The air in rural Georgia hung heavy with the thick scent of summer. Cicadas buzzed in the trees, the kind of sound that made the days feel endless. For eighteen-year-old Emily carter, that same buzzing reminded her of how trapped she felt—stuck between finishing high school and becoming the caretaker of her little sister, Abby, who was just six.
Their mother had passed away from cancer a few months earlier. Since then, Emily had been both sister and guardian. Their father had taken extra shifts at the mill outside Macon, leaving Emily with the daily responsibility of making sure Abby was fed, safe, and smiling, even when the world felt unbearably empty.

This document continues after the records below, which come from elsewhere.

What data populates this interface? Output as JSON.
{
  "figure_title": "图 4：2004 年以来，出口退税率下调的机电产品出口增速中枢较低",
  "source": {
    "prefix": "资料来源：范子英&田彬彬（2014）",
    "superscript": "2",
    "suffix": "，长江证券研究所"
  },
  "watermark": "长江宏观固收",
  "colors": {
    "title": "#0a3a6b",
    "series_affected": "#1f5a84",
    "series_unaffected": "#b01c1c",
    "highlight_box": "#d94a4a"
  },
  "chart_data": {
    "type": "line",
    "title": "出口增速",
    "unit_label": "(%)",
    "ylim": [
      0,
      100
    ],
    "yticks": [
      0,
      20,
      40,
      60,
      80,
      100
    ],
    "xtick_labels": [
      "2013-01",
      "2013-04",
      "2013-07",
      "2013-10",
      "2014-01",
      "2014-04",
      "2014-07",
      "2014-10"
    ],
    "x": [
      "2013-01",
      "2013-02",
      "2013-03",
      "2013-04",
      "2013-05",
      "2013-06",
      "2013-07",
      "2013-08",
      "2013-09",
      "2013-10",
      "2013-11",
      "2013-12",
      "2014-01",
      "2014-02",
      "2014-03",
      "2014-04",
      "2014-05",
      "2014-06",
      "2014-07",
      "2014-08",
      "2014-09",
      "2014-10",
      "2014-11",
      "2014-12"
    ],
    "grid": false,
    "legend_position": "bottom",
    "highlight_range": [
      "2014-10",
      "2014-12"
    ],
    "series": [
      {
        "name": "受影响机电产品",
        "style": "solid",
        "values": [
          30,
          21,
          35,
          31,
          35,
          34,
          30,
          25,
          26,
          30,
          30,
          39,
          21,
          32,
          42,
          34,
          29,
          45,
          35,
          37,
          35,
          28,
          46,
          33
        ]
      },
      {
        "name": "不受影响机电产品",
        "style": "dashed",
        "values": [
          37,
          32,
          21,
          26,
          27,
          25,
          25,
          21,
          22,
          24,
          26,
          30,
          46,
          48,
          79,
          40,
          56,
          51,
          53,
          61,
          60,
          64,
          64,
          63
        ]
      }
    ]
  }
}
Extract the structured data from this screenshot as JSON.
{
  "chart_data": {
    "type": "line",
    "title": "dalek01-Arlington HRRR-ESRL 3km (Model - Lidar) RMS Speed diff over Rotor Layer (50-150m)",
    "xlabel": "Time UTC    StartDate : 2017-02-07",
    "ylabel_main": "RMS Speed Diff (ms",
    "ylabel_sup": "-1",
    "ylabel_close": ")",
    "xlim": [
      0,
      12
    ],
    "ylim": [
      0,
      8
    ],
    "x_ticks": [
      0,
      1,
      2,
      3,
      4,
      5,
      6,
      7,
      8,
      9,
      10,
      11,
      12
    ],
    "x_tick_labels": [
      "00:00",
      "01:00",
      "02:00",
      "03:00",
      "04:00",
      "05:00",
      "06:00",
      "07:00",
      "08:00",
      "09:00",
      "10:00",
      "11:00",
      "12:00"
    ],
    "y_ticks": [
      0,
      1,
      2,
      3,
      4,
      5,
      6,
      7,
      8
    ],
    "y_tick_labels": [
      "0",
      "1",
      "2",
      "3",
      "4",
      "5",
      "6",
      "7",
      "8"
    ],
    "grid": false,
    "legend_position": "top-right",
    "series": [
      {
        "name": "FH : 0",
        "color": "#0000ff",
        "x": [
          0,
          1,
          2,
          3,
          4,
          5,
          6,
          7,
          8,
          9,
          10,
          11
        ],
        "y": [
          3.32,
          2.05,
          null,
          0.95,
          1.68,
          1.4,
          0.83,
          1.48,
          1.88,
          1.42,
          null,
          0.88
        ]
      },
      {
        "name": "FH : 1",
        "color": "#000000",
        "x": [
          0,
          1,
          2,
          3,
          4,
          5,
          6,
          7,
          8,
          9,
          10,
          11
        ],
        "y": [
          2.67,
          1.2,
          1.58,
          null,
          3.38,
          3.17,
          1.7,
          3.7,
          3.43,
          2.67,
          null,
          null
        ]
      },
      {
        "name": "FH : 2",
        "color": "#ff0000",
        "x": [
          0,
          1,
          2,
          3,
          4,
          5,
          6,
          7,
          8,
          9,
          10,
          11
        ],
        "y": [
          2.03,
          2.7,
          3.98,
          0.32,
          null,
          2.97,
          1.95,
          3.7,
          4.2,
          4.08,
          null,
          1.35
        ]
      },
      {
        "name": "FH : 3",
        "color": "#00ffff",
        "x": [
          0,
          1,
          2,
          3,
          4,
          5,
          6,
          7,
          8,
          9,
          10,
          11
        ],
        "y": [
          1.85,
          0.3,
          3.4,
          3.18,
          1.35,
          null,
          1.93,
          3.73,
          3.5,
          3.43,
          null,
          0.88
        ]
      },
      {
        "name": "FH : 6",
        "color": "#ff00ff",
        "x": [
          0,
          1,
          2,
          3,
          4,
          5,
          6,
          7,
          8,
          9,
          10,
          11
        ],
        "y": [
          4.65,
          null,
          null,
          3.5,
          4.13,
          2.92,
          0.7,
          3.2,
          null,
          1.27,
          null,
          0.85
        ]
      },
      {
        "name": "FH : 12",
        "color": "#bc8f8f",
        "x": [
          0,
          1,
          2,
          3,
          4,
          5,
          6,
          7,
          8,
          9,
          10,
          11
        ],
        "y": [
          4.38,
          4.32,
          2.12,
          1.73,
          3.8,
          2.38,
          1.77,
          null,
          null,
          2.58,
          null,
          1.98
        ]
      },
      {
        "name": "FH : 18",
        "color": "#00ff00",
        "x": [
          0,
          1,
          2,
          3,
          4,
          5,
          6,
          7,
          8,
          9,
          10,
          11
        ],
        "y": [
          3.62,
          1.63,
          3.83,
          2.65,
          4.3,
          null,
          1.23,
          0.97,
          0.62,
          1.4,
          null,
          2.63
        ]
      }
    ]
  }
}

But that morning wasn't like the others.
Emily first noticed it on the news. She'd turned on the old boxy TV while fixing Abby some cereal. The local station was reporting something strange—stories of violent attacks in Atlanta, the anchors urging people to stay indoors. The feed cut to shaky footage: a man with wild eyes lunging at paramedics, biting one of them before being dragged down. The camera cut out.
"Emmy?" Abby asked, her big blue eyes fixed on her sister. "Why's that man biting the other man?"
Emily shut the TV off. "Don't worry about it, bug. Just some bad people in the city."
But her chest felt tight. She grabbed her flip phone and dialed their dad. Straight to voicemail.